Sai, quando arrivi al punto di fare un videoclip come “La vita com’è” che, in poco tempo, raggiunge 25 milioni di visualizzazioni capisci che il brano ha raggiunto un target diverso, un target da “rapper” più che da cantautore. Per questo penso che in realtà sono un vero e proprio turista di questo status mainstream, per questo ho affermato quella frase in passato. Le mie canzoni hanno goduto negli ultimi mesi di una grossa esposizione mediatica e di una certa popolarità, ma il musicista Max Gazzè non ha… Magari semplicemente non me ne rendo ancora conto, forse non ci faccio caso, non ci penso più di tanto. Però noto che le mie canzoni hanno un grande successo, forse per questo mi sento un po’ distaccato, un turista di tutto questo.
A bocce ferme, come descriveresti il tuo periodo con Fabi e Silvestri, con i quali hai inciso un disco e fatto un tour?

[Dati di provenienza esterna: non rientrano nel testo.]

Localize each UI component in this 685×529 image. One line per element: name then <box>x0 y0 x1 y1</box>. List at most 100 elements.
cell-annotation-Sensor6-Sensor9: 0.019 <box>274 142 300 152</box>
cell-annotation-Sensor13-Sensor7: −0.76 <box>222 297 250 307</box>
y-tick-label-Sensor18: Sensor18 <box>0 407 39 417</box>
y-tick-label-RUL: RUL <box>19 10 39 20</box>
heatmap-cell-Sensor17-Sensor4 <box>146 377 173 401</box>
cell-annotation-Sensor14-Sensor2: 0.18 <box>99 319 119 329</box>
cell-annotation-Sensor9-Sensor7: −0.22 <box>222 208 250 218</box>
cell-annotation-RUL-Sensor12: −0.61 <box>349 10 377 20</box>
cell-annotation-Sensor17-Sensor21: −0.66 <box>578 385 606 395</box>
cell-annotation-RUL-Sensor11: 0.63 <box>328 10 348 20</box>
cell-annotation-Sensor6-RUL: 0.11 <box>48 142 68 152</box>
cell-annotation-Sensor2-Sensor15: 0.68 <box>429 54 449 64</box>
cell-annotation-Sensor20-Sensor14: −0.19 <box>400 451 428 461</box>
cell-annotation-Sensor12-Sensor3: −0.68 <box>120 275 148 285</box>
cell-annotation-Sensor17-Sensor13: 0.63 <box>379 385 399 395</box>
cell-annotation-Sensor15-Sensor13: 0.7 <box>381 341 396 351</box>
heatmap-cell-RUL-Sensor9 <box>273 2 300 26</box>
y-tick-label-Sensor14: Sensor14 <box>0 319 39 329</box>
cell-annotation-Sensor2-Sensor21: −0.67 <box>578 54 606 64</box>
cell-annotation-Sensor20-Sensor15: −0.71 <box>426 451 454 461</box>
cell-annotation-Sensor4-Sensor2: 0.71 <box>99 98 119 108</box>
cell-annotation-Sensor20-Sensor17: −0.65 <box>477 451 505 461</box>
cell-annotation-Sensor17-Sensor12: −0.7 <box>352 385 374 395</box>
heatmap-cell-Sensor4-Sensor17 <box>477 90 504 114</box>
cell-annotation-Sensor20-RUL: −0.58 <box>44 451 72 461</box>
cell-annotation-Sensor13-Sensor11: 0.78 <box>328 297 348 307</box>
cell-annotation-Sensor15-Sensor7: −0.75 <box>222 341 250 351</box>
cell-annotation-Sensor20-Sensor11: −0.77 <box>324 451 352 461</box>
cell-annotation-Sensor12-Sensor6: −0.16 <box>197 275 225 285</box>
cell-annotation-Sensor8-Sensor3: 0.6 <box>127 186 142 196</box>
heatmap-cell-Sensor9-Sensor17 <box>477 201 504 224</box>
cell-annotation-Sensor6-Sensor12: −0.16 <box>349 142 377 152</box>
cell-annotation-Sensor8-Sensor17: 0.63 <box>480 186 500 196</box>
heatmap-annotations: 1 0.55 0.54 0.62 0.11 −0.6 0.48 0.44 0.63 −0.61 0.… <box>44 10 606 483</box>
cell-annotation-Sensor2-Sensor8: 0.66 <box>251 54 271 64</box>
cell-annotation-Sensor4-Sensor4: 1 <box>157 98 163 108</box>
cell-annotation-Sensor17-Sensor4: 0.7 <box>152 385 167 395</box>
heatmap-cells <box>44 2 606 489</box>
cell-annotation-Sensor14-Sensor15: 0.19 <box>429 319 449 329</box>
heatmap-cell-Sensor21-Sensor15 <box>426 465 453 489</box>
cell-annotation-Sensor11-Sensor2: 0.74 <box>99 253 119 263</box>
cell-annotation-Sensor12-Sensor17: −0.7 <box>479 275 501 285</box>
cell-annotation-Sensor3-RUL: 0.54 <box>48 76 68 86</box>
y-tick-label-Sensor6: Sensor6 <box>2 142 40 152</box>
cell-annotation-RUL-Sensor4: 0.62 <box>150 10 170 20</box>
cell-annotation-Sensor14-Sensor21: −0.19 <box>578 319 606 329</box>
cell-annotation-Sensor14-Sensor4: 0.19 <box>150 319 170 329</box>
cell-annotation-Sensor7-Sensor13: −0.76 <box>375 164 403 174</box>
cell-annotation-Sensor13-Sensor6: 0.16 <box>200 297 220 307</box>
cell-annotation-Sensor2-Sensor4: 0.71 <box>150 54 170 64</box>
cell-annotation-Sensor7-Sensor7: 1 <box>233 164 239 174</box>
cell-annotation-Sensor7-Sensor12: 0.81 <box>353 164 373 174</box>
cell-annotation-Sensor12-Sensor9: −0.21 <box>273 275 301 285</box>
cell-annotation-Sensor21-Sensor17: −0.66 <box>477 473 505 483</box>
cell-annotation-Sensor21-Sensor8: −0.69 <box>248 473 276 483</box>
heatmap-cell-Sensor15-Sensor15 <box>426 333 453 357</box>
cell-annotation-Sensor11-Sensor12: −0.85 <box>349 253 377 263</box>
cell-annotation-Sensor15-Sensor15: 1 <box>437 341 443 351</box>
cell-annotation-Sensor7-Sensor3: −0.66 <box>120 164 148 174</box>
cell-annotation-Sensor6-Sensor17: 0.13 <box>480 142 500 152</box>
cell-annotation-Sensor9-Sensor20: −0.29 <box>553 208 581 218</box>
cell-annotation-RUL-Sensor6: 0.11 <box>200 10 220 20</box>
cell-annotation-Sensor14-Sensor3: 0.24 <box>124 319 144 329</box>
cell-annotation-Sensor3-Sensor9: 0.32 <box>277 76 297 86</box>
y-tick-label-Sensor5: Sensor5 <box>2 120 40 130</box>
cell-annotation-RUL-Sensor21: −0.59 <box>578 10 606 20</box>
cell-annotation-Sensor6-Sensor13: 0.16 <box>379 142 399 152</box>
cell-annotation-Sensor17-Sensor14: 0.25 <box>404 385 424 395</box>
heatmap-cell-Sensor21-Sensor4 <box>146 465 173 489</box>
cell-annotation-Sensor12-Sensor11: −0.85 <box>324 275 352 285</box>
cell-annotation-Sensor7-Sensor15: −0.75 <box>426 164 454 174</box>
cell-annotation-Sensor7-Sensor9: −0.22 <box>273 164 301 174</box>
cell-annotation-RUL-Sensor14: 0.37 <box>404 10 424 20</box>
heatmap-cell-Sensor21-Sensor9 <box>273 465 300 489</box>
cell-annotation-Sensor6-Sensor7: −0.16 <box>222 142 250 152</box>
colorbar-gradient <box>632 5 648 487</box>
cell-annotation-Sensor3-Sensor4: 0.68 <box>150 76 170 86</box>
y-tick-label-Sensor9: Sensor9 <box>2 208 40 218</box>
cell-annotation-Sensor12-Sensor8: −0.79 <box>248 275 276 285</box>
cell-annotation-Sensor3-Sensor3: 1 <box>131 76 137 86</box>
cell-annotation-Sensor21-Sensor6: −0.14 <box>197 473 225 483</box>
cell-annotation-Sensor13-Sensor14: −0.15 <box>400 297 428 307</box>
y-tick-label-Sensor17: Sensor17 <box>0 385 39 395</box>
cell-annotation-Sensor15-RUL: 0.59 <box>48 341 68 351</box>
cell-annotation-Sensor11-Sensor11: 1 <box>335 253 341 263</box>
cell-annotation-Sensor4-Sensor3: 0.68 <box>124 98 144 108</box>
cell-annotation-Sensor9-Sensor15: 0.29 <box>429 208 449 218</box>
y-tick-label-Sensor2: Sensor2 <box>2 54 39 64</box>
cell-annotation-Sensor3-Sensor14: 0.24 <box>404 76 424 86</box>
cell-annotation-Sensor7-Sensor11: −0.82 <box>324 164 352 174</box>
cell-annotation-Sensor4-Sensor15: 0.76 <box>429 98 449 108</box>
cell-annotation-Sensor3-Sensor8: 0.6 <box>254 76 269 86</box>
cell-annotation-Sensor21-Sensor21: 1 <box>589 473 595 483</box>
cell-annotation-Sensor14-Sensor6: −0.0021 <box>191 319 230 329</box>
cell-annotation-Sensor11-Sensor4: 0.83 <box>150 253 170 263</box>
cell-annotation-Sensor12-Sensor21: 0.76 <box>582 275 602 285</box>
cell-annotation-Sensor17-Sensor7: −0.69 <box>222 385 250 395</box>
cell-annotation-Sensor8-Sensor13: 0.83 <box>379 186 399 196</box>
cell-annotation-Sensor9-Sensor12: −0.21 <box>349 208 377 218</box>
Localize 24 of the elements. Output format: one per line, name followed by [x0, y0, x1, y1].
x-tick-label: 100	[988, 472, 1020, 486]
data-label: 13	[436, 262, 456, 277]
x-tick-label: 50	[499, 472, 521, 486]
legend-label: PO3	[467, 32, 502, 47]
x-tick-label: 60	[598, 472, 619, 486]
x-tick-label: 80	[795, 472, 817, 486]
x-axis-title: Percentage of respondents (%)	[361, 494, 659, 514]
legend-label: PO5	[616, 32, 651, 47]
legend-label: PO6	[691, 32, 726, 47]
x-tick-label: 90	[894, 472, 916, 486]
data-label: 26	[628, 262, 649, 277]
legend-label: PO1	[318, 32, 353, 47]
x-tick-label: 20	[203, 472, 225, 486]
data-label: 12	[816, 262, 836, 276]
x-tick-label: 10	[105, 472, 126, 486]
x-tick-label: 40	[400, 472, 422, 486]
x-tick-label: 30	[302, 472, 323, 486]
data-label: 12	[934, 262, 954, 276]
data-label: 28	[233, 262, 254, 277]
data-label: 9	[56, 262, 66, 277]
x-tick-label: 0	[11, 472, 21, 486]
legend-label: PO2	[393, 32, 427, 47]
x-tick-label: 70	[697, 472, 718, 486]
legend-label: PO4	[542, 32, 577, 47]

Ci chiamavamo “Il grande Uno”: eravamo in tre ma ci sentivamo come un’unica entità. Quello è stato un po’ il nostro motto per tutta quella parentesi. E’ stata un’esperienza bella perché prima di tutto è stata onesta. Non è nata da spinte da parte delle case discografiche di fare un supergruppo: ci siamo semplicemente visti a cena e abbiamo deciso di scrivere qualcosa insieme. Ci siamo trovati a casa mia, a casa di Daniele e abbiamo cominciato a lavorare ai pezzi come una band agli esordi, che si trova in cantina con chitarra, basso e pianoforte. Non abbiamo coinvolto produttori esterni e, come detto prima, neanche le case discografiche. Anzi, per la prima volta abbiamo fatto lavorare insieme case rivali come Sony e Universal che, dopo quest’esperienza, hanno continuato a collaborare per cercare di risolvere i problemi della discografia contemporanea. Con loro siamo stati molto schietti: abbiamo detto “stiamo lavorando a questo progetto, vedete voi come fare, tanto la facciamo e quindi vi conviene mettervi d’accordo”.
A questo punto è entrata in gioco un’agenzia per la produzione live per i quali, nei piani iniziali, ci saremmo dovuti limitare ad un tour nei club ma che poi, in poco tempo, è arrivato ai palazzetti e all’Arena Di Verona. Beh, se un anno prima ci avessero detto che avremmo suonato lì, ci saremmo fatti due risate. Invece, la riempimmo e fu una serata splendida anche per il tempo che ci graziò: piovve fino a pochi minuti prima del concerto, l’Arena era comunque piena e durante il concerto non cadde una pioggia. Anzi, per qualche minuto ci fu anche la luna in cielo. La prima goccia d’acqua cadde dopo aver suonato l’ultima nota. Dal punto di vista artistico-creativo sarà un’esperienza che ricorderò per tutta la vita, come non dimenticherò questi momenti dal punto di vista umano: abbiamo fatto in modo di estrapolare il meglio di ognuno, spronandoci a vicenda. E il tutto con una consapevolezza: che avrebbe avuto una scadenza.
La cosa divertente è che i dischi pubblicati dopo questa esperienza è come se fossero nati grazie al fatto che ognuno ha tirato fuori la parte inedita spinto dagli altri due, una cosa più istintiva. Il mio disco è stato un capitolo pop, le cose più poetiche sono arrivate da Niccolò, mentre Daniele è stato così cervellotico da scrivere 200 pezzi e non sapere cosa inserire fino all’ultimo, modificando i brani fino all’ultimo secondo.